It was a breathless win in Wellington.
On a cold, rainy night in New Zealand’s capital in 2017, the British and Irish Lions faced into a must-win clash against the All Blacks in what was the second Test of a remarkable series.
After losing the first Test a week earlier, the Lions needed to produce something special and although they were aided by a red card to Sonny Bill Williams, Warren Gatland’s side produced a superb performance to set up a third Test decider at Eden Park.
Below you will find an article published almost three years ago which details the vital contribution which Owen Farrell made in the build-up to Conor Murray’s try in the second test. This try and subsequent conversion from Farrell levelled the game with 10 minutes remaining.
Farrell would then go on to kick a game-winning penalty just two minutes from time.
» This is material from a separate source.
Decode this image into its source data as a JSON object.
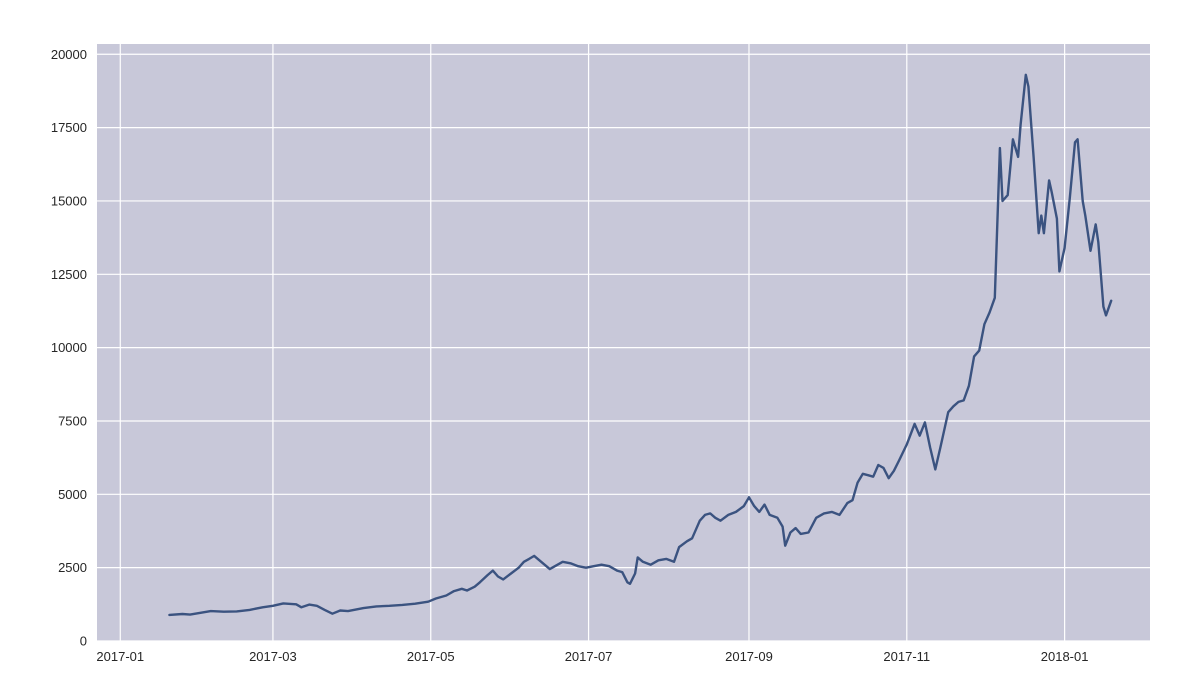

[Article originally published July 1st 2017]
It was a try which changed the game and has the potential to change the series for the British and Irish Lions. Just like in Chicago, Conor Murray sold the New Zealand defence to dart over from close range, a try which got the Lions on level pegging with the All Blacks after Owen Farrell’s conversion.
Although Murray will get much of the plaudits, and rightly so, Farrell had a crucial role to play in the build-up to that try which may have gone unnoticed amongst the excitement of the whole situation.
The try was created through a beautiful little pop pass from Johnny Sexton to Jamie George, a pass which was delayed and timed to perfection. George ran a great line and subsequently made an excellent carry as he brought the play to about 10 metres out from the All Blacks try line.
Take a look at what happens once the ruck is formed after the tackle from TJ Perenara on George. Farrell is the first man on the scene and what he does at the ruck is incredibly clever.
Even though Beauden Barrett isn’t competing at the ruck, Farrell notices that the out-half is still a threat regardless and is pushed back to the ground as the Hurricanes man makes an attempt to get back into the defensive line.
Once that task is complete, Farrell powers through the ruck and actually holds Perenara by the ankles for a micro-second which delays the scrum-half from getting back to his defensive duties.
You can see the intervention from Farrell in full flow below.
Although Perenara does get back into the line eventually and makes an attempt to tackle Murray, that little bit of a delay caused by Farrell has contributed to the absolute ease by which Murray sold the dummy.
In addition to George, this try was created by Murray, Sexton and Farrell – the three players who were expected to have a huge say on how the game would pan out and that certainly proved to be the case.
Expect to see these three start at Eden Park on Saturday.